Frank Pavich, 2013, France-USA
Frank Pavich’s documentary ‘Jodorowsky’s Dune’ makes a good argument for the greatest science fiction film that never happened and its lasting influence. Alejandro Jodorowsky’s vision of ‘Dune’ was a film featuring the work of the likes of H.R. Giger, Chris Foss, Mick Jagger, Pink Floyd, Salvador Dali and Dan O’Bannon. All in one place. A mixture of those names alone is enough to be inspirational. It seems an impossible and improbable venture but Jodorowsky shows how he could have made it happen so that all these influential people could have worked on the same project, describing how he proposed these ideas to these artists and brokered agreements.
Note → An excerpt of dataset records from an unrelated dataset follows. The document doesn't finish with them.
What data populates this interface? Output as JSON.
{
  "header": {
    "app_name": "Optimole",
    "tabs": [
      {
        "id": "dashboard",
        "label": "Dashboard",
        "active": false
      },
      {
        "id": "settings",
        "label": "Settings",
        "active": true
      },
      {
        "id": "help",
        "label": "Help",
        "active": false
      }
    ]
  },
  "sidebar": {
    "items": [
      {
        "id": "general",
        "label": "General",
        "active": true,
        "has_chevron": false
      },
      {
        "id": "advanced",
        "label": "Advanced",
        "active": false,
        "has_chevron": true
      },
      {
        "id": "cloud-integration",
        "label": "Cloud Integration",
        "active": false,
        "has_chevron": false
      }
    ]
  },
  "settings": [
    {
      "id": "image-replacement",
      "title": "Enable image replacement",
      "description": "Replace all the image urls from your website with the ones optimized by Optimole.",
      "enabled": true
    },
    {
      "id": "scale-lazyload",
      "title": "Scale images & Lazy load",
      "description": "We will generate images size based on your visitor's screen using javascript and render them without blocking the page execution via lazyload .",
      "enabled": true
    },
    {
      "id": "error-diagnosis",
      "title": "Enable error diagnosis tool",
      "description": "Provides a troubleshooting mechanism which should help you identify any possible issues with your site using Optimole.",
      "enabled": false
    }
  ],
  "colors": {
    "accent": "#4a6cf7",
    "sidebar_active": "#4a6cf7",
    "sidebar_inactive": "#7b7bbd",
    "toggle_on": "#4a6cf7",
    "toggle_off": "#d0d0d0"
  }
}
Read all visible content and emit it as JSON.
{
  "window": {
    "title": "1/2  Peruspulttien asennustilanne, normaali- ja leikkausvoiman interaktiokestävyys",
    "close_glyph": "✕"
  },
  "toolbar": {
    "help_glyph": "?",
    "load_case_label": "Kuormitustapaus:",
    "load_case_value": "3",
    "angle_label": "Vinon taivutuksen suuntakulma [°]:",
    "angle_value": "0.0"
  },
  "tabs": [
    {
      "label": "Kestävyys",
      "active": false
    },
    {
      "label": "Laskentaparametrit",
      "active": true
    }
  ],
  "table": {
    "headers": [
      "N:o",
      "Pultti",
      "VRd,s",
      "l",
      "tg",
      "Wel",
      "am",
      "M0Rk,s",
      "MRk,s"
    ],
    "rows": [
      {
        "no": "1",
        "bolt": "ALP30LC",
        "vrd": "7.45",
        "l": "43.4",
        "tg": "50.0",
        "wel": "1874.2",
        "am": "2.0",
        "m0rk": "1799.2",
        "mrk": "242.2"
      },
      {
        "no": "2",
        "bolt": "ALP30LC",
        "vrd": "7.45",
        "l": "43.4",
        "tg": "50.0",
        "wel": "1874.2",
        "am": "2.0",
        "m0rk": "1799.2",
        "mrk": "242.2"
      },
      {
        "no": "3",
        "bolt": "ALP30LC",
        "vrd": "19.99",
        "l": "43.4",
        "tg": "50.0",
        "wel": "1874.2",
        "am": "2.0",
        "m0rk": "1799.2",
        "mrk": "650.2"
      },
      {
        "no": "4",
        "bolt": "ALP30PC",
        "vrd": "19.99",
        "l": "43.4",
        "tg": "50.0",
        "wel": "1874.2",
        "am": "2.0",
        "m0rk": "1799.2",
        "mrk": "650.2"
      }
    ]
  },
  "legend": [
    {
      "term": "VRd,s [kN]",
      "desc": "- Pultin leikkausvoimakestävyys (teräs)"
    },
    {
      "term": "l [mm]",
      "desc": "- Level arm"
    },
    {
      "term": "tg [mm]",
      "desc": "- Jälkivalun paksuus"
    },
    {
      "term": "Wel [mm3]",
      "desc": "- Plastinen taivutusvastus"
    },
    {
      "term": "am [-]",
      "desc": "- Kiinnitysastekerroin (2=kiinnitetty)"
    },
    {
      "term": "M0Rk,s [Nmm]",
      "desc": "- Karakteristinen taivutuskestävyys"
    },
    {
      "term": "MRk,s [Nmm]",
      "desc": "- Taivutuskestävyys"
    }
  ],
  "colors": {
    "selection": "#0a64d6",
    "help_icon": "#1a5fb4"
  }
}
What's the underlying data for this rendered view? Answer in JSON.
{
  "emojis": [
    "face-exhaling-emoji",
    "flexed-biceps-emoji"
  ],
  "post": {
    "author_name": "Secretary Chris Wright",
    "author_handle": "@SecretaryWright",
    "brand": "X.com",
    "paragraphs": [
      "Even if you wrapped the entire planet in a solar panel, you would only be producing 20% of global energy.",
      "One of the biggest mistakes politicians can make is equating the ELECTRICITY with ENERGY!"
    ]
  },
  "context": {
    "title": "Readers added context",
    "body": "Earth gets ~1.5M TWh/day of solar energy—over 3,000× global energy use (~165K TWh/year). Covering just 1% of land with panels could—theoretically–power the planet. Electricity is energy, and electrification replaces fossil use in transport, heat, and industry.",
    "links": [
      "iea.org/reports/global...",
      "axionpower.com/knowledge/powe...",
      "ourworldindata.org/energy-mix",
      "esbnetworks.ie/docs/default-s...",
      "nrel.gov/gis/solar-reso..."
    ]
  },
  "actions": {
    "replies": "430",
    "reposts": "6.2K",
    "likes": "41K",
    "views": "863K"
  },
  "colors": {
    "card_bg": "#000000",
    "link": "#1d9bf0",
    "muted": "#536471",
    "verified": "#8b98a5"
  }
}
A lot of this involved going around telling people that he intending to make a film that will change humanity (uh-huh). It’s a surprise that David Bowie wasn’t somehow involved. And of course, this was the creator of counter-culture hits ‘El Topo’ and ‘The Holy Mountain’ and based upon those films and the famous ‘Dune’ proposal book one can see why people believed he could do it. Of course, these people did not include the film companies that got cold feet about Jodorowsky directing and effectively pulled the plug. But those people went on to take various ideas and intentions fostered by working on ‘Dune’ and – as the film argues – shaped genre cinema. It is hard to imagine genre cinema without the vocabulary of ‘Alien’ and ‘Blade Runner’ alone, but there is also the slacker mentality of ‘Dark Star’ for example.
People imagine a world where Jodorwosky’s ‘Dune’ usurps ‘Star Wars’ as the defining genre text of the era, but I think that underestimates how the simplicity of Lucas’ Good/Evil born again Force would be far more digestible to the multi-masses than Jodorowsky’s psychedelica (I imagine Jodorowsky’s ‘Dune’ influence would have been more akin to Kubrick’s ‘2001: a space odyssey’). But it does look as if the film would have been amazing and its epic vocabulary surely informs today’s genre blockbusters, especially in the digital-effects era.
Frank Pavich relies simply on talking head interviews to tell this story, embellished by some animation to bring alive some passages of the endearing Jodorowsky’s vision. Pavich keeps it all light and breezy and doesn’t get deep into anything – for example, why the studios thought Jodorowsky was untrustworthy (aside from the cash reasons, which makes Jodorowsky furious) or perhaps the dubious aspect of having his young son at the time undergo serious training for a potential role. Nothing is really questioned: I, for one, probably would have thought the ending a turn off, verging as it does on religious allegory. Nevertheless it really seems he could and might have got these amazing artists all on the same project. This remains a fascinating tale of what if in cinematic and genre history and if the idea of it remains influential, perhaps the actual thing might have been too.